The agreement is of symbolic value for Kenyan citizens but does have an effect on San Marino passport holders.

On 30 October 2023, President William Ruto of Kenya declared the forthcoming elimination of visa requirements for all African visitors by the end of the year.

An updated statement was issued during Kenya's 60th Independence Day celebrations on 12 December 2023, wherein the president declared that the decree would be expanded to encompass all countries globally, commencing in January 2024.
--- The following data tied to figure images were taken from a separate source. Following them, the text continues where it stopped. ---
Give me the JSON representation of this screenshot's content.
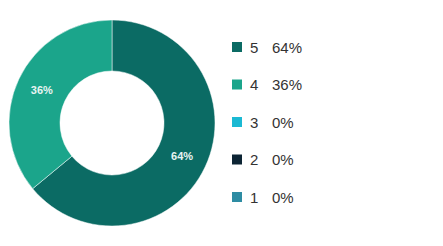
{
  "chart_data": {
    "type": "donut",
    "categories": [
      "5",
      "4",
      "3",
      "2",
      "1"
    ],
    "values": [
      64,
      36,
      0,
      0,
      0
    ],
    "value_labels": [
      "64%",
      "36%",
      "0%",
      "0%",
      "0%"
    ],
    "colors": [
      "#0b6b64",
      "#1ba58b",
      "#1bb9d3",
      "#0c2434",
      "#2e8ca3"
    ],
    "data_labels": true,
    "legend": "right"
  }
}
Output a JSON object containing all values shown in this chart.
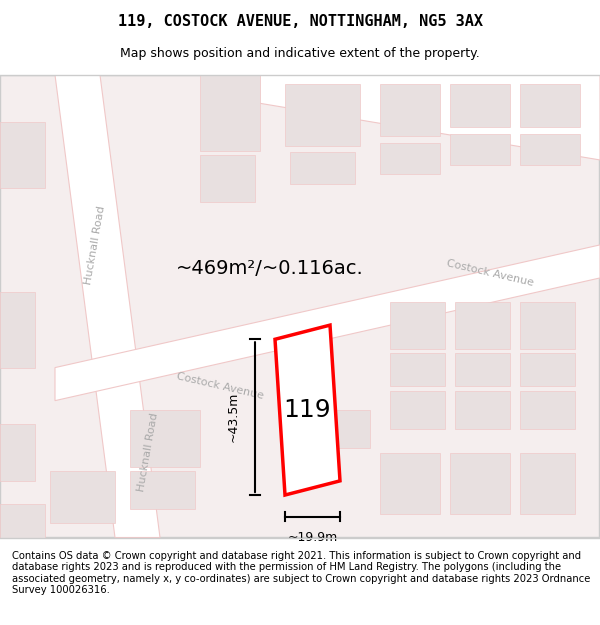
{
  "title": "119, COSTOCK AVENUE, NOTTINGHAM, NG5 3AX",
  "subtitle": "Map shows position and indicative extent of the property.",
  "footer": "Contains OS data © Crown copyright and database right 2021. This information is subject to Crown copyright and database rights 2023 and is reproduced with the permission of HM Land Registry. The polygons (including the associated geometry, namely x, y co-ordinates) are subject to Crown copyright and database rights 2023 Ordnance Survey 100026316.",
  "area_label": "~469m²/~0.116ac.",
  "width_label": "~19.9m",
  "height_label": "~43.5m",
  "property_number": "119",
  "bg_color": "#f5f0f0",
  "map_bg": "#ffffff",
  "road_color": "#f0c8c8",
  "building_color": "#e8e0e0",
  "highlight_color": "#ff0000",
  "street_label1": "Hucknall Road",
  "street_label2": "Costock Avenue",
  "title_fontsize": 11,
  "subtitle_fontsize": 9,
  "footer_fontsize": 7.2
}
In addition, the following groups were also exempt from visas:
- Children under age 16, regardless of nationality;
- Passengers in transit, if they do not leave the ship or the international transit area of the airport;
- Holders of diplomatic, official or service passports of Brazil, Cuba and Turkey, of diplomatic and service passports of China and Iran, and of diplomatic passports of India, Israel and Nigeria;
- Holders of laissez-passers issued by Africa Re, African Airlines Travel Association, African Housing Fund, African Development Bank, African Union of Broadcasting, African Union, Arab Bank for Economic Development in Africa, Common Market for Eastern and Southern Africa, Desert Locust Control Organization for Central and Southern Africa, Environment Liaison Centre International, European Union, Intergovernmental Authority on Development, International Labour Organization, International Monetary Fund, International Potato Center, International Red Locust Control Organization for Central and Southern Africa, United Nations and the World Bank;
- Serving members of the British Armed Forces;
- Crew members of aircraft for up to 7 days, and of ships for up to 14 days;
- Owners of private aircraft stopping for refueling without leaving the airport.

On 30 May 2025, the ETA program received significant amendments, expanding the list of nationals exempt from obtaining the ETA to most African nationals (except nationals of Libya and Somalia), as well as other countries that were previously visa-exempt prior to the introduction of the ETA program.